The debate will feature 10 candidates who appeared at last month’s debate in Houston, Texas, as well as two more candidates who have qualified to appear. Qualifying candidates had to meet the Democratic National Committee’s requirements: having 130,000 individual donors and receiving two percent support in at least four qualifying polls.
Here are several things to expect as candidates make their case for the presidency.
Biggest Primary Debate in History
The New York Times is reporting that this will be the biggest presidential primary debate in history. According to The Times, there have never been this many presidential candidates on stage in a primary debate. The debate will include the following 12 candidates:
1.) Joe Biden
2.) Elizabeth Warren
3.) Bernie Sanders
4.) Cory Booker
5.) Pete Buttigieg
6.) Julián Castro
7.) Tulsi Gabbard
8.) Kamala Harris
9.) Amy Klobuchar
10.) Beto O'Rourke
11.) Tom Steyer
12.) Andrew Yang
Where is The Debate?
The debate will take place at Otterbein University in Westerville, Ohio. “This is a historic opportunity for our students to join in the democratic process,” Otterbein President John Comerford said. “This university has a proud history of growing an informed, engaged citizenry. Our students will have a front row seat to the power of democracy.”
In the past, Otterbein University has hosted several Republican presidential candidates, including Mitt Romney in 2012, John McCain in 2008 and Bob Dole in 1996. In March of 2018, Otterbein was the host site for former Ohio Governor John Kasich’s final State of the State Address to the Ohio Legislature.
Where Can You Watch the Debate?
You can watch the debate LIVE on CNN from 8:00PM to 11:00PM (EST). The will be moderated by CNN anchors Anderson Cooper and Erin Burnett and The New York Times' National Editor Marc Lacey. Tuesday will be a crucial chance for lower-polling candidates to make a case for their platforms before they face the stricter requirements to appear in the November debate.

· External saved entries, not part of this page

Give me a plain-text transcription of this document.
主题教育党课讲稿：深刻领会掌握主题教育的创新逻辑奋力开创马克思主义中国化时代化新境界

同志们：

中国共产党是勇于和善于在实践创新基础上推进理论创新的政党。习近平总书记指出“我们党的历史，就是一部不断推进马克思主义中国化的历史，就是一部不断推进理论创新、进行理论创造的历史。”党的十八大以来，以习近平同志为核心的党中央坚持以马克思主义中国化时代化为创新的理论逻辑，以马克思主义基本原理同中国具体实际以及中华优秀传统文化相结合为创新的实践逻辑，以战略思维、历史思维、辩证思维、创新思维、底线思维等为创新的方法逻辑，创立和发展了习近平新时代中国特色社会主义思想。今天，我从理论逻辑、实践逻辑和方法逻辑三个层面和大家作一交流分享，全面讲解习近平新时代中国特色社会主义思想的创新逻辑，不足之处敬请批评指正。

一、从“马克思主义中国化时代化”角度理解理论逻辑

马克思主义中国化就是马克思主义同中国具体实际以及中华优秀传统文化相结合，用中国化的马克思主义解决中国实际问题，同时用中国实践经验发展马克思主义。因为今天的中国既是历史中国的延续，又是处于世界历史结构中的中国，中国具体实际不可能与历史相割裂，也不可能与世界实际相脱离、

It is likely that the impeachment inquiry involving President Donald Trump will be the main focus of the night. Biden joined others in calling for his impeachment during a speech in New Hampshire. “He has already convicted himself in full view of the world and the American people," Biden said. "Donald Trump has violated his oath of office, betrayed this nation and committed impeachable acts.” House Democrats began the inquiry after a whistleblower complaint surfaced following a July 25 phone call between Trump and Ukrainian President Volodymyr Zelensky. The complaint claimed Trump urged Zelensky to open an investigation into Biden and his son, Hunter, who was on the board of a Ukrainian gas company.
Elizabeth Warren's Rise
According to NBC, Biden and Warren will be centerstage, reflecting their lead in polls, while lower-performing candidates will be placed towards the wings. Since the last debate, national polls proved that she is neck and neck with Biden.
A report on ABC shows that 2020 Democratic candidates discussed climate change for nearly 43 minutes while on the debate stage this presidential election cycle. Climate change is emerging as one of this year's most pressing issues. During the 2016 presidential debates, Hillary Clinton and Trump spent less than six minutes discussing the issue. In 2012, The New York Times reported that Barack Obama and Senator Mitt Romney avoided discussing the topic.